Мне кажется, что Гумилев все еще идет рядом со мной. Как глупо я вела себя вчера. Вряд ли он еще раз захочет проводить меня домой. Но и этого единственного раза и воспоминаний о нем мне хватит надолго. На очень долго.
– О чем вы так задумались?
Я подымаю глаза и вижу Гумилева. Он стоит в своем коричневом поношенном пиджаке, в фетровой шляпе, с портфелем под мышкой, прислонившись к стене, так спокойно, будто он у себя дома, а не на улице.
– Как вы долго не шли. Я жду вас тут уже кусочек вечности.
– Отчего?.. – спрашиваю я только.
Но это значит: отчего вы меня ждете? И он понимает.

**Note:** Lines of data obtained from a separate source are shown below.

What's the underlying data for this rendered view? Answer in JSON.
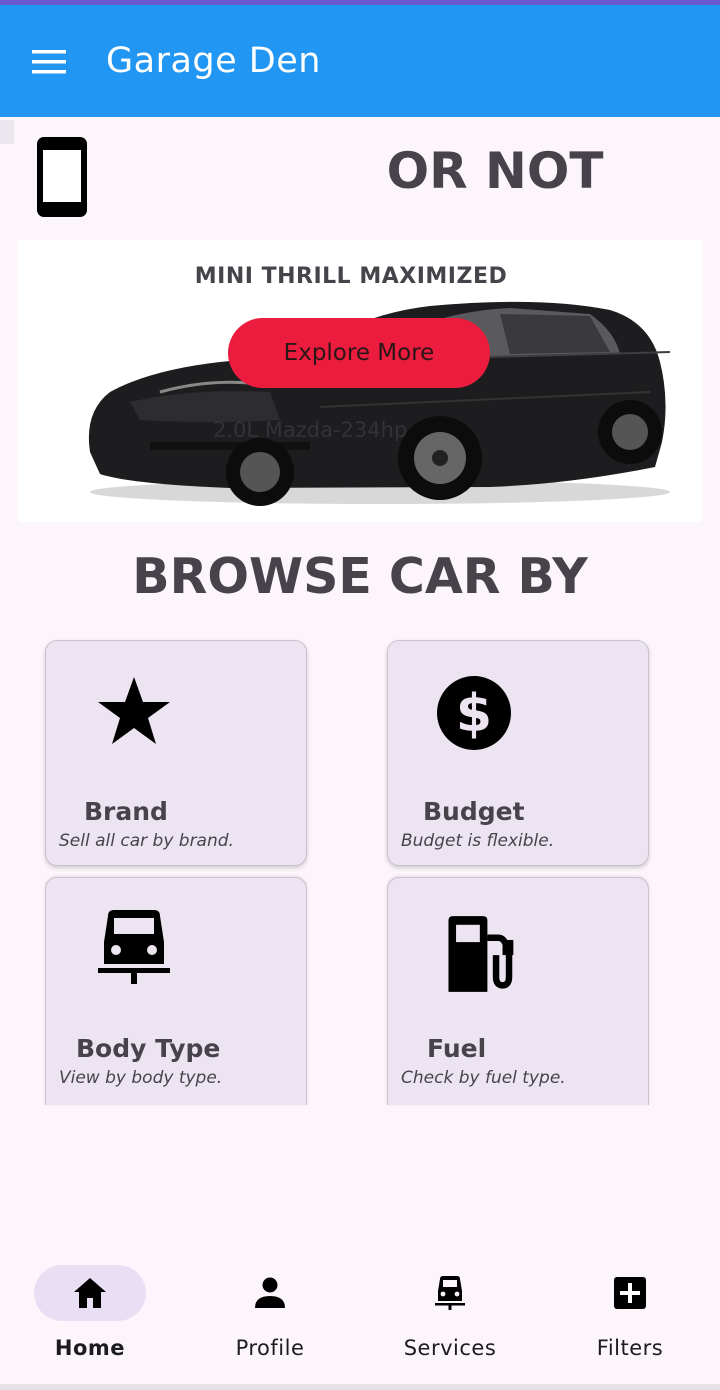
{
  "app_bar": {
    "title": "Garage Den",
    "menu_icon": "hamburger-menu-icon"
  },
  "hero": {
    "icon": "phone-icon",
    "headline": "OR NOT"
  },
  "banner": {
    "title": "MINI THRILL MAXIMIZED",
    "button_label": "Explore More",
    "car_caption": "2.0L Mazda-234hp"
  },
  "browse": {
    "title": "BROWSE CAR BY",
    "cards": [
      {
        "icon": "star-icon",
        "title": "Brand",
        "subtitle": "Sell all car by brand."
      },
      {
        "icon": "dollar-circle-icon",
        "title": "Budget",
        "subtitle": "Budget is flexible."
      },
      {
        "icon": "car-icon",
        "title": "Body Type",
        "subtitle": "View by body type."
      },
      {
        "icon": "fuel-pump-icon",
        "title": "Fuel",
        "subtitle": "Check by fuel type."
      }
    ]
  },
  "bottom_nav": {
    "selected": "Home",
    "items": [
      {
        "label": "Home",
        "icon": "home-icon"
      },
      {
        "label": "Profile",
        "icon": "person-icon"
      },
      {
        "label": "Services",
        "icon": "car-icon"
      },
      {
        "label": "Filters",
        "icon": "add-box-icon"
      }
    ]
  },
  "colors": {
    "app_bar": "#2196f3",
    "accent_button": "#eb1c3d",
    "card_bg": "#ede4f2",
    "nav_pill": "#e9dff5",
    "page_bg": "#fcf6fc"
  }
}
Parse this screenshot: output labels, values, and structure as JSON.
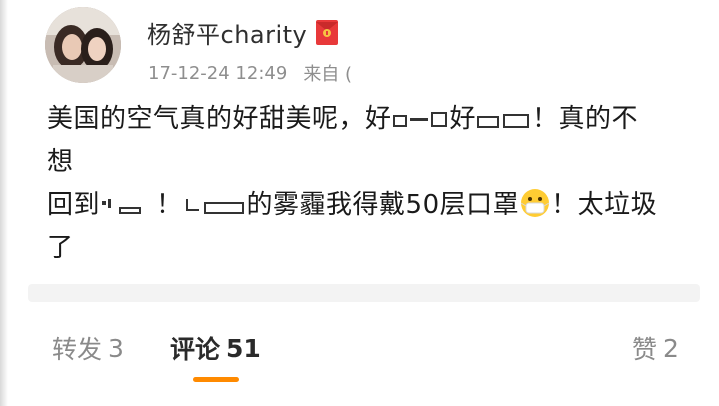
{
  "post": {
    "author": "杨舒平charity",
    "time": "17-12-24 12:49",
    "source": "来自 (",
    "lines": [
      [
        "美国的空气真的好甜美呢，好",
        {
          "g": "▭▬▭"
        },
        "好",
        {
          "g": "▭▬"
        },
        "！真的不"
      ],
      [
        "想"
      ],
      [
        "回到",
        {
          "g": "▫。▬"
        },
        "！",
        {
          "g": "└▬"
        },
        "的雾霾我得戴50层口罩",
        {
          "emoji": "mask-face-emoji"
        },
        "！太垃圾"
      ],
      [
        "了"
      ]
    ],
    "line_text": [
      "美国的空气真的好甜美呢，好",
      "好",
      "！真的不",
      "想",
      "回到",
      "！",
      "的雾霾我得戴50层口罩",
      "！太垃圾",
      "了"
    ]
  },
  "actions": {
    "repost_label": "转发",
    "repost_count": "3",
    "comment_label": "评论",
    "comment_count": "51",
    "like_label": "赞",
    "like_count": "2"
  },
  "colors": {
    "accent": "#ff8a00",
    "badge_red": "#e8393a",
    "badge_gold": "#f6c343",
    "text": "#1a1a1a",
    "muted": "#8e8e8e"
  },
  "icons": {
    "badge": "red-envelope-icon",
    "emoji": "mask-face-emoji"
  }
}
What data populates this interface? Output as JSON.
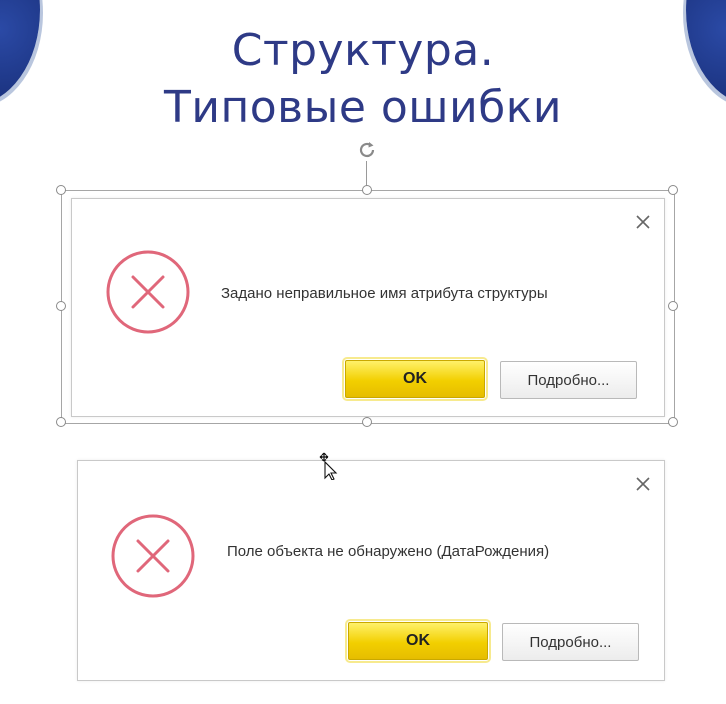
{
  "slide": {
    "title_line1": "Структура.",
    "title_line2": "Типовые ошибки"
  },
  "colors": {
    "title": "#2e3a86",
    "error_icon": "#e0677a",
    "ok_button": "#f2cf00"
  },
  "dialogs": [
    {
      "message": "Задано неправильное имя атрибута структуры",
      "ok_label": "OK",
      "details_label": "Подробно...",
      "icon": "error-circle-x-icon",
      "close_icon": "close-icon"
    },
    {
      "message": "Поле объекта не обнаружено (ДатаРождения)",
      "ok_label": "OK",
      "details_label": "Подробно...",
      "icon": "error-circle-x-icon",
      "close_icon": "close-icon"
    }
  ]
}
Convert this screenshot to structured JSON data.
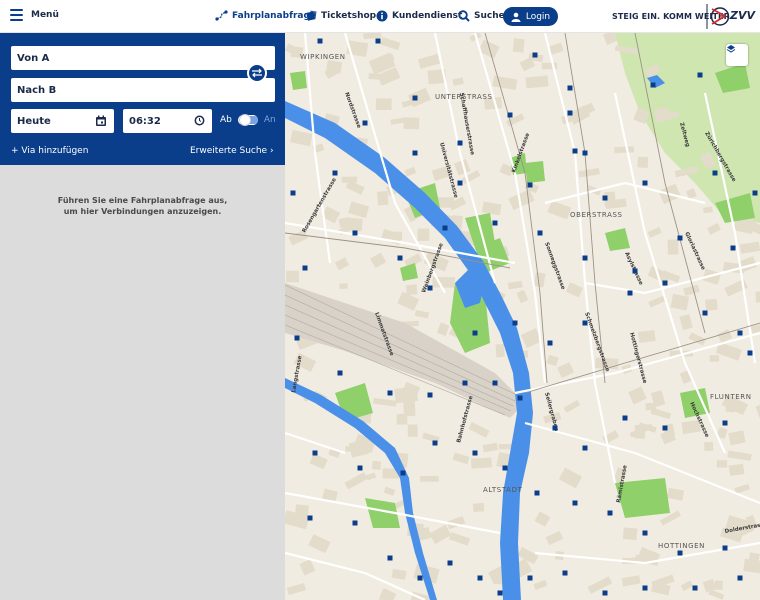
{
  "header": {
    "menu_label": "Menü",
    "nav": [
      {
        "label": "Fahrplanabfrage",
        "icon": "route-icon",
        "active": true
      },
      {
        "label": "Ticketshop",
        "icon": "ticket-icon",
        "active": false
      },
      {
        "label": "Kundendienst",
        "icon": "info-icon",
        "active": false
      },
      {
        "label": "Suche",
        "icon": "search-icon",
        "active": false
      }
    ],
    "login_label": "Login",
    "slogan": "STEIG EIN. KOMM WEITER.",
    "logo_text": "ZVV"
  },
  "search": {
    "from_placeholder": "Von A",
    "to_placeholder": "Nach B",
    "date_value": "Heute",
    "time_value": "06:32",
    "mode_ab": "Ab",
    "mode_an": "An",
    "via_label": "+ Via hinzufügen",
    "advanced_label": "Erweiterte Suche ›"
  },
  "results": {
    "hint_line1": "Führen Sie eine Fahrplanabfrage aus,",
    "hint_line2": "um hier Verbindungen anzuzeigen."
  },
  "map": {
    "districts": [
      "WIPKINGEN",
      "UNTERSTRASS",
      "OBERSTRASS",
      "FLUNTERN",
      "ALTSTADT",
      "HOTTINGEN"
    ],
    "streets": [
      "Rosengartenstrasse",
      "Nordstrasse",
      "Schaffhauserstrasse",
      "Weinbergstrasse",
      "Universitätstrasse",
      "Limmatstrasse",
      "Langstrasse",
      "Bahnhofstrasse",
      "Rämistrasse",
      "Seilergraben",
      "Zeltweg",
      "Dolderstrasse",
      "Gloriastrasse",
      "Hochstrasse",
      "Schmelzbergstrasse",
      "Sonneggstrasse",
      "Hottingerstrasse",
      "Zürichbergstrasse",
      "Kinkelstrasse",
      "Asylstrasse"
    ],
    "colors": {
      "water": "#4a90e8",
      "park": "#8fd06a",
      "block": "#e6dfcf",
      "stop": "#0a3e8a",
      "forest": "#cfe6b0"
    }
  }
}
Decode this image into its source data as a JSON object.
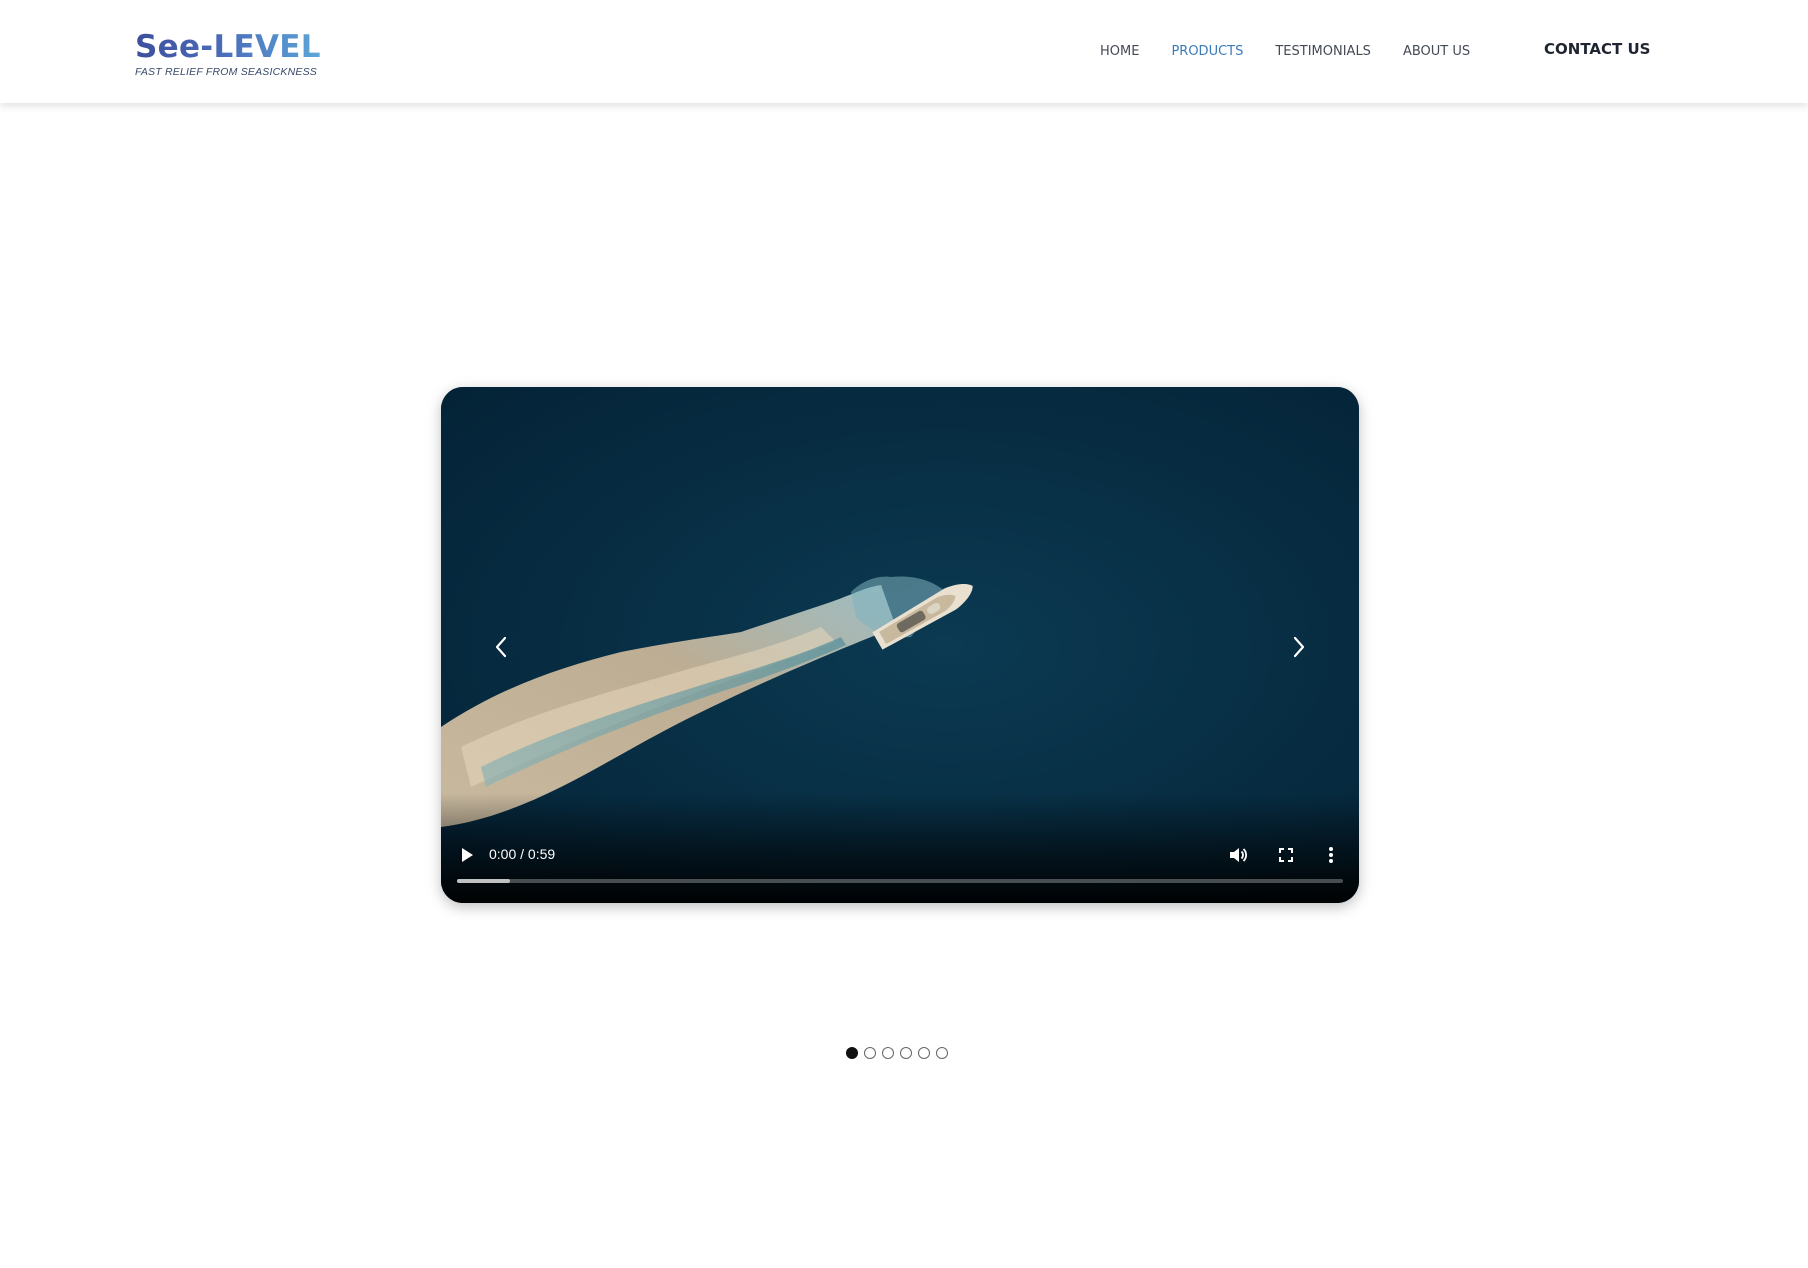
{
  "header": {
    "logo": {
      "title": "See-LEVEL",
      "tagline": "FAST RELIEF FROM SEASICKNESS"
    },
    "nav": [
      {
        "label": "HOME",
        "active": false
      },
      {
        "label": "PRODUCTS",
        "active": true
      },
      {
        "label": "TESTIMONIALS",
        "active": false
      },
      {
        "label": "ABOUT US",
        "active": false
      }
    ],
    "contact_label": "CONTACT US"
  },
  "carousel": {
    "prev_icon": "chevron-left-icon",
    "next_icon": "chevron-right-icon",
    "video": {
      "subject": "aerial view of a white motor yacht with wake on dark blue sea",
      "time_display": "0:00 / 0:59",
      "buffered_fraction": 0.06,
      "icons": {
        "play": "play-icon",
        "volume": "volume-icon",
        "fullscreen": "fullscreen-icon",
        "more": "more-options-icon"
      }
    },
    "slides_count": 6,
    "active_slide": 0
  },
  "colors": {
    "accent": "#3a7bb8",
    "logo_gradient_start": "#3d4f9c",
    "logo_gradient_end": "#5ba6d8",
    "sea": "#062a3e"
  }
}
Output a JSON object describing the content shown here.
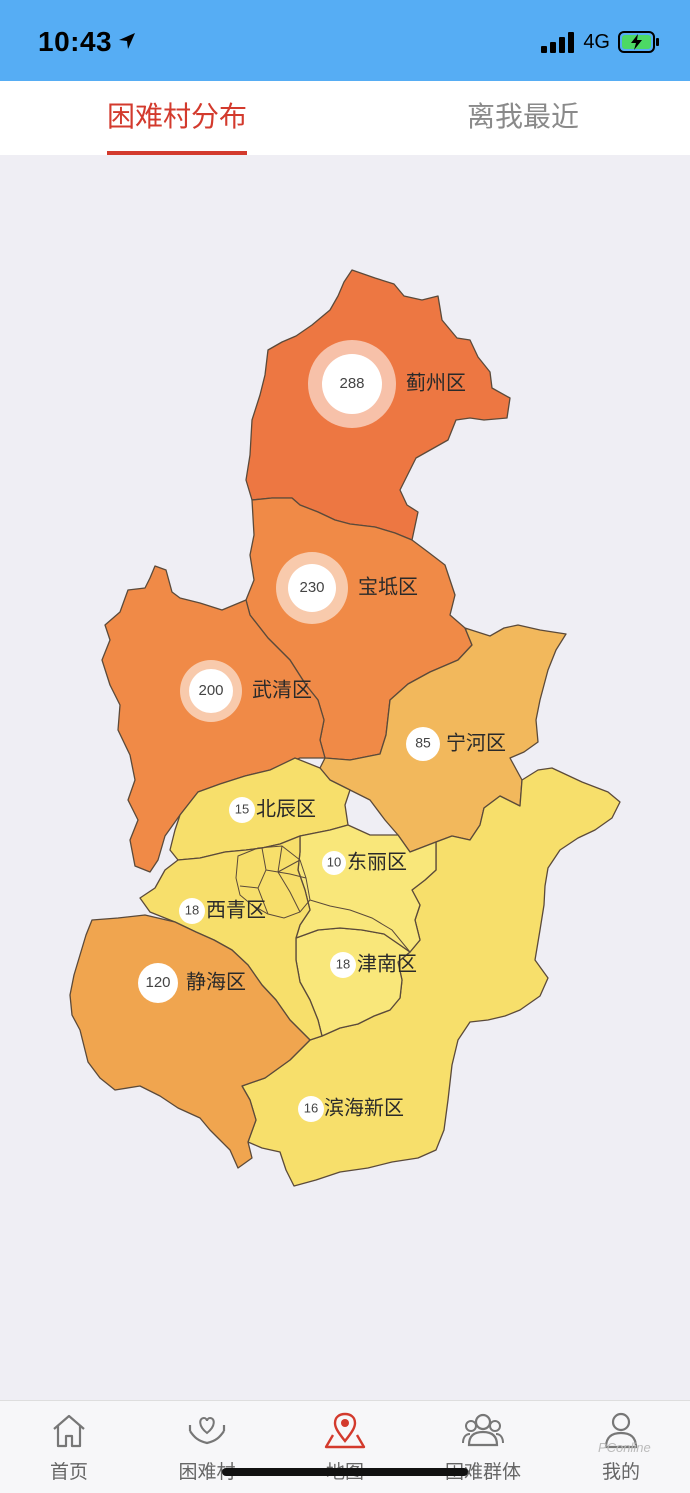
{
  "status_bar": {
    "time": "10:43",
    "network": "4G"
  },
  "tabs": [
    {
      "label": "困难村分布",
      "active": true
    },
    {
      "label": "离我最近",
      "active": false
    }
  ],
  "map": {
    "colors": {
      "high": "#ed7742",
      "mid": "#f08a47",
      "mid_low": "#f2b85c",
      "low": "#f7df6b",
      "lowest": "#f9e77a"
    },
    "districts": [
      {
        "name": "蓟州区",
        "count": "288"
      },
      {
        "name": "宝坻区",
        "count": "230"
      },
      {
        "name": "武清区",
        "count": "200"
      },
      {
        "name": "宁河区",
        "count": "85"
      },
      {
        "name": "北辰区",
        "count": "15"
      },
      {
        "name": "东丽区",
        "count": "10"
      },
      {
        "name": "西青区",
        "count": "18"
      },
      {
        "name": "津南区",
        "count": "18"
      },
      {
        "name": "静海区",
        "count": "120"
      },
      {
        "name": "滨海新区",
        "count": "16"
      }
    ]
  },
  "bottom_nav": [
    {
      "label": "首页",
      "icon": "home-icon",
      "active": false
    },
    {
      "label": "困难村",
      "icon": "village-care-icon",
      "active": false
    },
    {
      "label": "地图",
      "icon": "map-pin-icon",
      "active": true
    },
    {
      "label": "困难群体",
      "icon": "group-icon",
      "active": false
    },
    {
      "label": "我的",
      "icon": "user-icon",
      "active": false
    }
  ],
  "watermark": "PConline"
}
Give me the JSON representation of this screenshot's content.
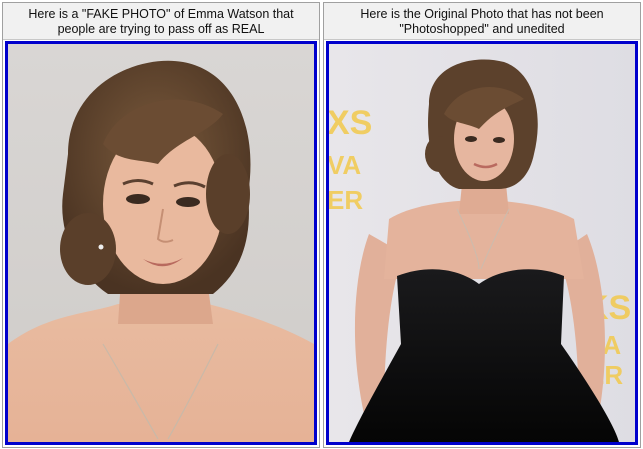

– Я возвращался после лекции у красноармейцев. Очень славные красноармейцы. Ведь я вчера сказал вам – до завтра, помните? А я всегда держу слово. Вы в этом убедитесь, когда вы меня лучше узнаете... Вы ведь меня еще совсем не знаете.
Да, я тогда действительно еще совсем не знала его.
С этого дня я стала его узнавать – все лучше и лучше. Я все же ни тогда, ни теперь не могу сказать, что знала его совсем, до конца.
Кто был Гумилев?
Поэт, путешественник, воин, герой – это его официальная биография, и с этим спорить нельзя.
Но... но из четырех определений мне хочется сохранить только «поэт». Он был прежде всего и больше всего поэтом. Ни путешественника, ни воина, ни даже героя могло не выйти из него – если бы судьба его сложилась иначе. Но поэтом он не мог не быть.
Он сам говорил:
– Я родился поэтом, а не стал им, как другие. Мои самые далекие детские воспоминания уже свидетельствуют об этом. Мое мироощущение всегда было поэтическим. Я был действительно
Гумилев утверждал, что стихотворение тем богаче и совершеннее, чем больше разнообразных и даже противоречивых элементов входят в него.
Если это определение отнести не к стихотворению, а к поэту – Гумилев был совершенным поэтом. Сколько в нем совмещалось разнообразных элементов и противоречивых черт.
Знал ли кто-нибудь Гумилева по-настоящему, до конца? Мне кажется – нет. Никто.
Гумилеву очень нравилось, что я старалась никому не подражать. Никому. Даже Ахматовой. Особенно Ахматовой.
И в «Живом слове» и в Студии слушательницы в своих стихотворных упражнениях все поголовно подражали Ахматовой, властительнице их дум и душ.